A conversion is the right of preferred shareholders to convert their shares into common stock at any time.

The most common conversion rate is 1:1, which means that one share of preferred stock will convert into one share of common stock. Once a preferred share is converted into a common share, there is no provision to converting it back. This term is standard and really one of the only truly nonnegotiable terms. The conversion is a relinquishing of all the rights and privileges of preferred shares, so this doesn’t have a negative impact on the entrepreneur.

So, why would a shareholder choose to give up their preferences? A preferred shareholder is usually motivated to convert his or her shares into common stock in a liquidity event. A preferred shareholder has the right to convert in a liquidity event if it produces a better-off outcome. Assuming the conversion rate is 1:1, a preferred shareholder who owns 60% of the company can convert his or her shares into common shares and still own 60% of the company. After the conversion, the preferred shareholder can take 60% of the proceeds of a sale of the company. However, the converted shareholder would lose all the special rights negotiated under the preferred shares. In some rare occasions, a preferred shareholder might choose to convert into a common shareholder in order to control a vote on a certain issue.

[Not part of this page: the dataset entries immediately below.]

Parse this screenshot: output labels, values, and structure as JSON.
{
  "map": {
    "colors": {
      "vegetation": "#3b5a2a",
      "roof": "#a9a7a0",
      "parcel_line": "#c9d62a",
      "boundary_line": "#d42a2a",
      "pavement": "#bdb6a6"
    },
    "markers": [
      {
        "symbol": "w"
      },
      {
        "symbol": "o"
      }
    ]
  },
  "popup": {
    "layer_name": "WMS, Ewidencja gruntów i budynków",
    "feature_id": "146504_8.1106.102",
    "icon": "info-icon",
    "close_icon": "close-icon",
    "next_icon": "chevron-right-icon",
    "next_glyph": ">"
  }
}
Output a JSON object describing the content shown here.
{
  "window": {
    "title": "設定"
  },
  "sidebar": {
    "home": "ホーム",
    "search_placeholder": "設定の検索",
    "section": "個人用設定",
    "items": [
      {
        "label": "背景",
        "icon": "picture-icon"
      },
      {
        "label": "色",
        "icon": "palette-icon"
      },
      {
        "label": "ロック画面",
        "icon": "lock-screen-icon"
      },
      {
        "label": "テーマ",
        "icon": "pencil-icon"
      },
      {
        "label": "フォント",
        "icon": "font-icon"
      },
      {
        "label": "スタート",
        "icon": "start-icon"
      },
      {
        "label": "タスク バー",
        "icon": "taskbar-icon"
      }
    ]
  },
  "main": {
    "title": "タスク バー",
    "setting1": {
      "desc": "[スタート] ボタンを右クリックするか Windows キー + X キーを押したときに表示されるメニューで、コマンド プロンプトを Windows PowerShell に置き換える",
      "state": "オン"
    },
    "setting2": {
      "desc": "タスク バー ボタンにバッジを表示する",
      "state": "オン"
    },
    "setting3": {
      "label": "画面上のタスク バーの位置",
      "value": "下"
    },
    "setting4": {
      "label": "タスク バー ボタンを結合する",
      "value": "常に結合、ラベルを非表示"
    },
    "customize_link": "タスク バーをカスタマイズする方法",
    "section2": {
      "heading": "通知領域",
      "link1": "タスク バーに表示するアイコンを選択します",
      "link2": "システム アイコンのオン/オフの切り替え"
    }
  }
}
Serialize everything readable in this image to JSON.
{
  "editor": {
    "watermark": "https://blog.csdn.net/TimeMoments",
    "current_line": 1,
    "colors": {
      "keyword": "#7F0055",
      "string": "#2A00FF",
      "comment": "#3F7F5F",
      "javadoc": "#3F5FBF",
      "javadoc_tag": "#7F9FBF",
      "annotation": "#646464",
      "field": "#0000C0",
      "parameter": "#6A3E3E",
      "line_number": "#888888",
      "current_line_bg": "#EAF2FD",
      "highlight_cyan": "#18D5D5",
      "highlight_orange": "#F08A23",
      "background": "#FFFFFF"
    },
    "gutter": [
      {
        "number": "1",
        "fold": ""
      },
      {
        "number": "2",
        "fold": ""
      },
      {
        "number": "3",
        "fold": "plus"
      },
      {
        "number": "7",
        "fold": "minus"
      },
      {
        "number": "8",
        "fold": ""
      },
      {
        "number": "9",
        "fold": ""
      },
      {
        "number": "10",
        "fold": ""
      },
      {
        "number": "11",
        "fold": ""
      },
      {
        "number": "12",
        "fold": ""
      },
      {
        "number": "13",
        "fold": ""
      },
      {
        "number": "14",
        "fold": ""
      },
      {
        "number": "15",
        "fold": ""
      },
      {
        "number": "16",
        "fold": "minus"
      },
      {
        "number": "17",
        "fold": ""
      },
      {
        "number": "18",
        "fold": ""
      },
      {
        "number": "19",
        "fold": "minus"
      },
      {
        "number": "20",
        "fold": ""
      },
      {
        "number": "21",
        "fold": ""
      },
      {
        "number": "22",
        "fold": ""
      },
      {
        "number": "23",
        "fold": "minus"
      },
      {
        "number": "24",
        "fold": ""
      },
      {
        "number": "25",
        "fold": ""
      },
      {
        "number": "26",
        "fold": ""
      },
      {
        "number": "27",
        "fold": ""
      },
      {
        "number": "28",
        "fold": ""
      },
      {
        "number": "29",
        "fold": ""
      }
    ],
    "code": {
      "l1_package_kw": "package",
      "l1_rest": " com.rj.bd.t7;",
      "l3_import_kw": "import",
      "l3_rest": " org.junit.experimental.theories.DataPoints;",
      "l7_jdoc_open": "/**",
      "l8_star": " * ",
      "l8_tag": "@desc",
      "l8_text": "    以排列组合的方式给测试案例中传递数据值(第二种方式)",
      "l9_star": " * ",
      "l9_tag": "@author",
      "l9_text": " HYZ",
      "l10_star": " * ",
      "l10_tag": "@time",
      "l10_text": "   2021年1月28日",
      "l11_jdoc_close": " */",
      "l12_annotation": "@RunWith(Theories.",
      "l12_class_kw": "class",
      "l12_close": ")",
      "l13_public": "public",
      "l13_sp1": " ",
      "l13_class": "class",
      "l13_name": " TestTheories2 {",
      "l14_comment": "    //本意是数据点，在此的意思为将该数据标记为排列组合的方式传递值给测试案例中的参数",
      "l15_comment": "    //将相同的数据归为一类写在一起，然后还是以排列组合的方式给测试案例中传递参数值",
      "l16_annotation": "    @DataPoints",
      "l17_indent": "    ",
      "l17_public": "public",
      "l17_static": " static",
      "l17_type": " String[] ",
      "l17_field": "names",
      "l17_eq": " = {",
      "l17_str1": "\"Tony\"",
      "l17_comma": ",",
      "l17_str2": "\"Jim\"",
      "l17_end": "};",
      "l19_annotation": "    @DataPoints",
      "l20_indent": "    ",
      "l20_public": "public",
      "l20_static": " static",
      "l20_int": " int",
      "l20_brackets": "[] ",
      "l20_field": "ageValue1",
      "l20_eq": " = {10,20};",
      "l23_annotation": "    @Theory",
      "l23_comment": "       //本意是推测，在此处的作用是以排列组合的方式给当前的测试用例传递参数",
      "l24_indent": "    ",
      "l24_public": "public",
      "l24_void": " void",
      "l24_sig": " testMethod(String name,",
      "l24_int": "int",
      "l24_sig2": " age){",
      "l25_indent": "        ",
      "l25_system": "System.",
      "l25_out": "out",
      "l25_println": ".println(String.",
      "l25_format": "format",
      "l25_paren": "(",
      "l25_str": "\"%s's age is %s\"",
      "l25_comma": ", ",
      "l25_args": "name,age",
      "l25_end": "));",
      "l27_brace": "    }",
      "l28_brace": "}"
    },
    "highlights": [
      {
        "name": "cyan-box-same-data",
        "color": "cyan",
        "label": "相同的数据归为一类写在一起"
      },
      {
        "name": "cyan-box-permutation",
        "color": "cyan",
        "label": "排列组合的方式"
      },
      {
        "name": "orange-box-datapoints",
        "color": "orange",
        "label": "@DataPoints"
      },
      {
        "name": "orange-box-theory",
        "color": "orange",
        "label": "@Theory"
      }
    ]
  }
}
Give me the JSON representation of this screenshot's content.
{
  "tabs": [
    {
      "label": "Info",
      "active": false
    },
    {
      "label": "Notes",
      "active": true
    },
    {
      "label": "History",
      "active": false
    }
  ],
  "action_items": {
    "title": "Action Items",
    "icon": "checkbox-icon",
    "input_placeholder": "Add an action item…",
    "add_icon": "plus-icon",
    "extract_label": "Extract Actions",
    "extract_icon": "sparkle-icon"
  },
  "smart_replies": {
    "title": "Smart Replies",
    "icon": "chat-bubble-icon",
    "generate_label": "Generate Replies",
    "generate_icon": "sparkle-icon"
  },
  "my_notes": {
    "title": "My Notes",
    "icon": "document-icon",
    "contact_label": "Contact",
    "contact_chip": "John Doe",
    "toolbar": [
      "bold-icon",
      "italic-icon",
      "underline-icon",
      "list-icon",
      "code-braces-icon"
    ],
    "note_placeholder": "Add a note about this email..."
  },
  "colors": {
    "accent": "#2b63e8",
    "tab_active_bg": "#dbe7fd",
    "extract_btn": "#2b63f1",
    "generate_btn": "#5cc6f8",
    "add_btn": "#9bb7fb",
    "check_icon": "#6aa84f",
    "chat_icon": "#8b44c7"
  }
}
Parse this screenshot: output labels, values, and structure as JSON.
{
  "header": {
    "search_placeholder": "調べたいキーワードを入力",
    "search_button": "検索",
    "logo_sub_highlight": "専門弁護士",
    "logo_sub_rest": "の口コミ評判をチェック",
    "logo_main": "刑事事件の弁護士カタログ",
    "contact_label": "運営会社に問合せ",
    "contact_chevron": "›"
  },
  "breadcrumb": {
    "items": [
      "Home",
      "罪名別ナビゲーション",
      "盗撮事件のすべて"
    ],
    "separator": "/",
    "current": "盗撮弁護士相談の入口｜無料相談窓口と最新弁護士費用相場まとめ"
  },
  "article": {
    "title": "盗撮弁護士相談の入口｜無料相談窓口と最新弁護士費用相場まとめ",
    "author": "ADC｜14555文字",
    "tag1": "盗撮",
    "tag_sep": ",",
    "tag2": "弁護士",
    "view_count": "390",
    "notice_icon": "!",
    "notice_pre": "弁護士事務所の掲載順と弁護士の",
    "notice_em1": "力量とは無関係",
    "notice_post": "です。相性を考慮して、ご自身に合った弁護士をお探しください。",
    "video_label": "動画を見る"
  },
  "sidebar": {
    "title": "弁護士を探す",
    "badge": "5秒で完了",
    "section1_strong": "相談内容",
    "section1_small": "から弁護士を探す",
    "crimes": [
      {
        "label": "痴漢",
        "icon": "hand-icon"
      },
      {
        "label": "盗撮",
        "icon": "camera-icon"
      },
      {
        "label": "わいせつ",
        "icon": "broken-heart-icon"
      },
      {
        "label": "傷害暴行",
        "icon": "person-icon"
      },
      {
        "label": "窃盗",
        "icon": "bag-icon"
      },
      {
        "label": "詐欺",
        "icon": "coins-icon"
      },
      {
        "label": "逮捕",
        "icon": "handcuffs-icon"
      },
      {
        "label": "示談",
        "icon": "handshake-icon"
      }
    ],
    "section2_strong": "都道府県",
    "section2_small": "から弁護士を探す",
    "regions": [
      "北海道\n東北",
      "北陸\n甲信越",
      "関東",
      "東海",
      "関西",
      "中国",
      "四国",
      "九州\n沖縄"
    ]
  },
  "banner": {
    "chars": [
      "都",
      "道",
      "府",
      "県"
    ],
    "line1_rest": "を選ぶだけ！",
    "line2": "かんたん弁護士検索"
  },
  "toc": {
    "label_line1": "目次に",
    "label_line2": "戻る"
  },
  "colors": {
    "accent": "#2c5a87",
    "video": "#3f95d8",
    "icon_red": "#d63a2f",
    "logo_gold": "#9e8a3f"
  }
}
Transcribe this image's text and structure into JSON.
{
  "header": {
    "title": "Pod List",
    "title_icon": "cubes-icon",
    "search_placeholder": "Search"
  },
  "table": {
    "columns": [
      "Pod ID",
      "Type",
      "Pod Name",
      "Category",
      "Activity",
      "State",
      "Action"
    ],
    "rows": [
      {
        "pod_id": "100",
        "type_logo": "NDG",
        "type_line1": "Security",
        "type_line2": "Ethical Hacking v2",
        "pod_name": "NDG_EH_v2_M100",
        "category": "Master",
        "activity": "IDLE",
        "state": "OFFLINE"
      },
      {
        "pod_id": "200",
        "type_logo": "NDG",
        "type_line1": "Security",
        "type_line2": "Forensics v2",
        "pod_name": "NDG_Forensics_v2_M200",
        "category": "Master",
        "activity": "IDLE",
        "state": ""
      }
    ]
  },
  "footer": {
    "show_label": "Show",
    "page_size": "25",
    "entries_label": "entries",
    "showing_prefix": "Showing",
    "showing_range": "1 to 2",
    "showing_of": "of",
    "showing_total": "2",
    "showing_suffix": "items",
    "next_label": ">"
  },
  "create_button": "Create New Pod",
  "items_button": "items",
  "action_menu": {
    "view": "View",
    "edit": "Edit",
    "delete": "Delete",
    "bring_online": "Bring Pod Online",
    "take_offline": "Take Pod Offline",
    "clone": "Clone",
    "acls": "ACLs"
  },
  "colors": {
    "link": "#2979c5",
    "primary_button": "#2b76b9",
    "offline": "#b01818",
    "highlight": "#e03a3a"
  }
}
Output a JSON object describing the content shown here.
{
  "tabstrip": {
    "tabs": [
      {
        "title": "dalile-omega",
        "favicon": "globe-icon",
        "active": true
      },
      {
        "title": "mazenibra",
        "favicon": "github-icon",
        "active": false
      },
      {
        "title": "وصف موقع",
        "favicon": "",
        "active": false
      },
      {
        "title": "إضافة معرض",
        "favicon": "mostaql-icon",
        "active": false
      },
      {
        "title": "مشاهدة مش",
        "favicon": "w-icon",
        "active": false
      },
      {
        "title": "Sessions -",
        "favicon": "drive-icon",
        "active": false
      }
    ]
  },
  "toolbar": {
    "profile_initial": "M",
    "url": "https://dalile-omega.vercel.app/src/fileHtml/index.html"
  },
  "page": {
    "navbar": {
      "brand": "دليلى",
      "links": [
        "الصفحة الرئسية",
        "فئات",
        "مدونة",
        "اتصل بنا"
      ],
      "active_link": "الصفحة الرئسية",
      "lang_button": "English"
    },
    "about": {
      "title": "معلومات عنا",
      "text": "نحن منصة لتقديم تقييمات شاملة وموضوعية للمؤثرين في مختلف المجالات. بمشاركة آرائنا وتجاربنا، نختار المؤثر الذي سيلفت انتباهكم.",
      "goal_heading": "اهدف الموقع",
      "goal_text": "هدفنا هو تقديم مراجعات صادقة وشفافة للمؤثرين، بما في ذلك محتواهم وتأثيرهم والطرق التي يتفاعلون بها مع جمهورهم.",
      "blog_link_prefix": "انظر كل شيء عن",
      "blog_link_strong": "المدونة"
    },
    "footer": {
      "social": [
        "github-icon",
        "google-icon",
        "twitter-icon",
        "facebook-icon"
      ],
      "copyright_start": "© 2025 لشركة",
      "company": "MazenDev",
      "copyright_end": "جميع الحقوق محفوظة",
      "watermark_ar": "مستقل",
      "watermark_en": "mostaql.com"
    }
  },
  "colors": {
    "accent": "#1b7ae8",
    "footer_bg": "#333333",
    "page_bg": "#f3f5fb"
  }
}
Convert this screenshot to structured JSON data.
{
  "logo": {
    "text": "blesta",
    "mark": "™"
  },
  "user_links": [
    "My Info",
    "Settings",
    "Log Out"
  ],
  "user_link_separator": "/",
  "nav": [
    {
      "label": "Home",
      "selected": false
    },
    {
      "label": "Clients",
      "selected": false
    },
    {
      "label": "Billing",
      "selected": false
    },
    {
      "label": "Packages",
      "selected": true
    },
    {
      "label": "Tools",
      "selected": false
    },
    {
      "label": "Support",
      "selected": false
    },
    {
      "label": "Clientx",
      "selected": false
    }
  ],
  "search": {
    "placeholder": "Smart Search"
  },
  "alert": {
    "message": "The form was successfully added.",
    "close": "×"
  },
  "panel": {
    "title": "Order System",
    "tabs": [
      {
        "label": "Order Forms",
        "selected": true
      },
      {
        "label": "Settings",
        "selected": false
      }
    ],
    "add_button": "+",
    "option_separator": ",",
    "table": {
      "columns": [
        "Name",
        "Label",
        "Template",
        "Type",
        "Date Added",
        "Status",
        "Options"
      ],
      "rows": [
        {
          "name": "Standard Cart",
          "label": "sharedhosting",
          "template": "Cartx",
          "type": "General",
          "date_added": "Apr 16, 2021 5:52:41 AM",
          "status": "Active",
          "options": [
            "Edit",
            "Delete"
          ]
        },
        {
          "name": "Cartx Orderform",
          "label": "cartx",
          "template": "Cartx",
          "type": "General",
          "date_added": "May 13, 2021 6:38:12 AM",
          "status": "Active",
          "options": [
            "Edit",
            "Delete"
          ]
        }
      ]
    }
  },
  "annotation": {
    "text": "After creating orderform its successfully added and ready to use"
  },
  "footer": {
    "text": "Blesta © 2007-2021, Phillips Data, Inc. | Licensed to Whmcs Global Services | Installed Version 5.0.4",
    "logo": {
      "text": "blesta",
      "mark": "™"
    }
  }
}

In some instances, preferred shareholders automatically convert to common stock. The function of the automatic conversion is to force all preferred shareholders to convert into common stock as most companies go public with a single class of common stock as opposed to multiple classes of stock. Some components of an automatic conversion are negotiable, and the most critical element is the threshold for the automatic conversion.

The trigger of an automatic conversion is usually referred to as a qualified IPO. A qualified IPO would include a public offering of common stock of the company of no less than a negotiated price per share. This negotiated price acts as a threshold for conversion to protect preferred shareholders from being forced to convert if the price per share is too low.

In the Series Seed term sheet, the conversion preference is as follows:

Conversion: Convertible into one share of Common (subject to proportional adjustments for stock splits, stock dividends and the like) at any time at the option of the holder.

Thus, the investor has the option to convert each share of preferred stock into a share of common stock at any time.